Cycle 5 (2015 Deadline)
Characterizing and tracking of antimicrobial resistance in the water-plant-food public health interface: an emerging water, sanitation and hygiene issue
PI: Liza Korsten (Lise.email@example.com), University of Pretoria
U.S. Partner: Manan Sharma, United States Department of Agriculture, Agricultural Research Service, Environmental Microbial and Food Safety Laboratory
Project Dates: January 2016 - November 2019
The main aim of this research project is to determine the prevalence of, characterize, and track antimicrobial resistance (AR) in the water-plant-food-public health interface. This will contribute to addressing the knowledge gap on the contribution of agro-ecosystems to the dissemination of AR resistance in the environment in South Africa. Access to safe potable water is a basic human right. The microbiological quality of water sources, especially surface water, are seriously compromised by municipal wastewater discharge, sewage from informal settlements with inadequate sanitation, and wastes from animal husbandry, industrial companies, hospitals, and the mining sector. With strategic resources being polluted, consumers face increased risks with potential negative effects on human health, the environment, and food security. Following consultation with key stakeholders, the research team will select study sites where the risk for fecal bacterial contamination is high due to anthropogenic activities. They will compare levels of antimicrobial resistance prevalence in rural versus urban settings and organic farming versus intensive commercial farming, which should contribute towards an improved understanding of the role of agricultural practices on driving AR development in the agricultural ecosystem. Hazard analysis coupled with pollution source tracking within a specific area will facilitate the assessment of the potential impact on public health.
The impact of this research should also provide water management services, government officials, and farmers with a knowledge base of “hotspots” where irrigation water quality has been severely compromised in South Africa. Knowledge generated during the course of the project should ultimately aid in the development of a Water and Health strategy in South Africa.
Summary of Recent Events
In this quarter, a Water Symposium planned by Dr Manan Sharma our collaborator in America was held in December 2017 at the International Convention Center (CTICC), Cape Town, South Africa (SA) as part of the 3rd International Conference on Global Food Security in Cape Town, South Africa. Both Dr Manan Sharma and Dr Erika du Plessis gave presentations at the Water Symposium (Attachment A). In addition Drs Erika du Plessis and German Villamizar held a breakfast meeting with Dr Manan Sharma from ARS, EMFSL, U.S., Prof Shirley Micallef and Dr Salina Praveen from the University of Maryland, U.S., Prof Kali Kniel from the University of Delaware, U.S. at the Radisson Blue Hotel in Cape Town from 08:00 to 09:45 on 6 December to establish further collaboration between the institutions.
A potential visit to their Research Institutions and sending a student to America for research purposes were also discussed. Afterwards Dr Sharma visited the team at the University of Pretoria, Department of Plant and Soil Sciences from 6-8 December 2017 to meet all the other researchers and students involved with the PEER project to discuss PEER project related research, progress and future activities.

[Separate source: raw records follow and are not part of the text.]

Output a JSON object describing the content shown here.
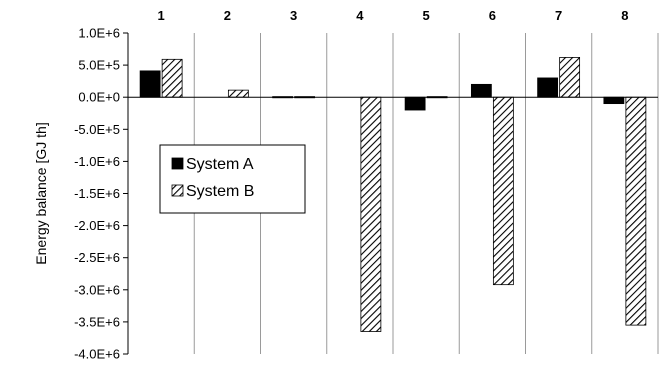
{
  "chart_data": {
    "type": "bar",
    "categories": [
      "1",
      "2",
      "3",
      "4",
      "5",
      "6",
      "7",
      "8"
    ],
    "series": [
      {
        "name": "System A",
        "values": [
          410000,
          0,
          10000,
          0,
          -200000,
          200000,
          300000,
          -100000
        ],
        "color": "#000000",
        "pattern": "solid"
      },
      {
        "name": "System B",
        "values": [
          590000,
          110000,
          10000,
          -3650000,
          10000,
          -2920000,
          620000,
          -3550000
        ],
        "color": "#ffffff",
        "pattern": "diagonal-hatch"
      }
    ],
    "ylabel": "Energy balance   [GJ th]",
    "ylim": [
      -4000000,
      1000000
    ],
    "ytick_labels": [
      "1.0E+6",
      "5.0E+5",
      "0.0E+0",
      "-5.0E+5",
      "-1.0E+6",
      "-1.5E+6",
      "-2.0E+6",
      "-2.5E+6",
      "-3.0E+6",
      "-3.5E+6",
      "-4.0E+6"
    ],
    "xtick_position": "top",
    "grid": "vertical",
    "legend_position": "left-middle"
  }
}
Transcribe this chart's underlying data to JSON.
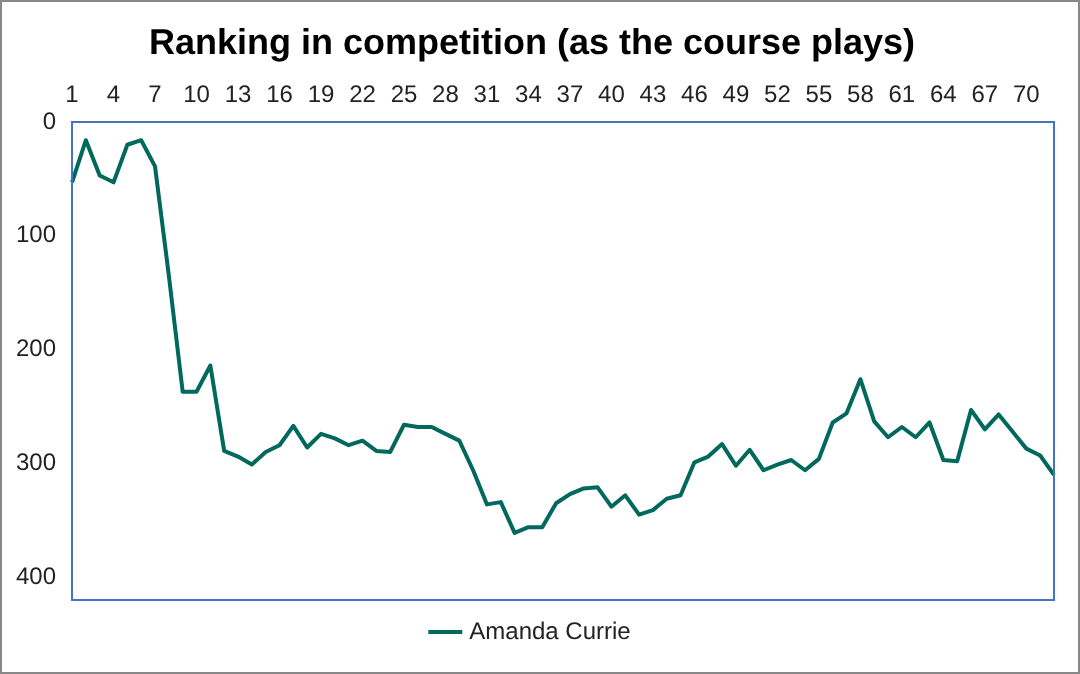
{
  "chart_data": {
    "type": "line",
    "title": "Ranking in competition (as the course plays)",
    "categories": [
      "1",
      null,
      null,
      "4",
      null,
      null,
      "7",
      null,
      null,
      "10",
      null,
      null,
      "13",
      null,
      null,
      "16",
      null,
      null,
      "19",
      null,
      null,
      "22",
      null,
      null,
      "25",
      null,
      null,
      "28",
      null,
      null,
      "31",
      null,
      null,
      "34",
      null,
      null,
      "37",
      null,
      null,
      "40",
      null,
      null,
      "43",
      null,
      null,
      "46",
      null,
      null,
      "49",
      null,
      null,
      "52",
      null,
      null,
      "55",
      null,
      null,
      "58",
      null,
      null,
      "61",
      null,
      null,
      "64",
      null,
      null,
      "67",
      null,
      null,
      "70",
      null,
      null
    ],
    "series": [
      {
        "name": "Amanda Currie",
        "color": "#00695c",
        "values": [
          53,
          16,
          47,
          53,
          20,
          16,
          39,
          135,
          237,
          237,
          214,
          289,
          294,
          301,
          290,
          284,
          267,
          286,
          274,
          278,
          284,
          280,
          289,
          290,
          266,
          268,
          268,
          274,
          280,
          306,
          336,
          334,
          361,
          356,
          356,
          335,
          327,
          322,
          321,
          338,
          328,
          345,
          341,
          331,
          328,
          299,
          294,
          283,
          302,
          288,
          306,
          301,
          297,
          306,
          296,
          264,
          256,
          226,
          263,
          277,
          268,
          277,
          264,
          297,
          298,
          253,
          270,
          257,
          272,
          287,
          293,
          310
        ]
      }
    ],
    "ylim": [
      420,
      0
    ],
    "yticks": [
      0,
      100,
      200,
      300,
      400
    ],
    "grid": false,
    "legend": "bottom",
    "marker": "none",
    "line_style": "solid"
  }
}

On December 7, 2017, a Water and Fresh Produce Safety Workshop was held in the Forestry and Agricultural Biotechnology Institute at UP. Both Dr Manan Sharma and Prof Lise Korsten gave presentations.
Contact was established with Prof Jannie Hugo the Head of the Family Medicine department (University of Pretoria) Prof Hugo and a meting held on As far as research activities are concerned two additional sampling sites in informal settlements in Pretoria, South Africa were identified after which bench marking field trips were conducted (21 Nov and December 2017) to sample water and fresh produce (when available) for microbiological analysis On the 5 December 2017 Lawrence Zulu (PhD student) the possibility of linking
sanitation, food safety and prevalence of infectious diseases at these sites using microbiological analysis, genomics and mining existing data on informal settlements in SA was discussed with Prof Hugo.
During this quarter students from the University of Fort Hare started sampling and microbiological analysis. A total of 65 sample types were collected which included 8 rivers, 4 hospital wastewater, 2 abattoir wastewater, 2 municipal wastewater treatment plants final effluents, 6 animal faecal droppings, 15 animal rectal swabs, 6 agricultural soil and 7 vegetables types (cabbage, spinach, cucumber, lettuce, carrot, broccoli, cauliflower).
|Post doc student Dr. German Villamizar showing the PEER team the project lab||Students and PEER team during the presentation|
In the next three months, the PI and her team will continue carrying out active sampling and microbiological analysis of water and fresh produce samples along the entire supply chain from the farm to the retailer by all students. They have also planned a workshop between University of Pretoria and the University of Fort Hare to discuss methods and sites with a view to develop a detailed Gantt chart with deliverables and timelines.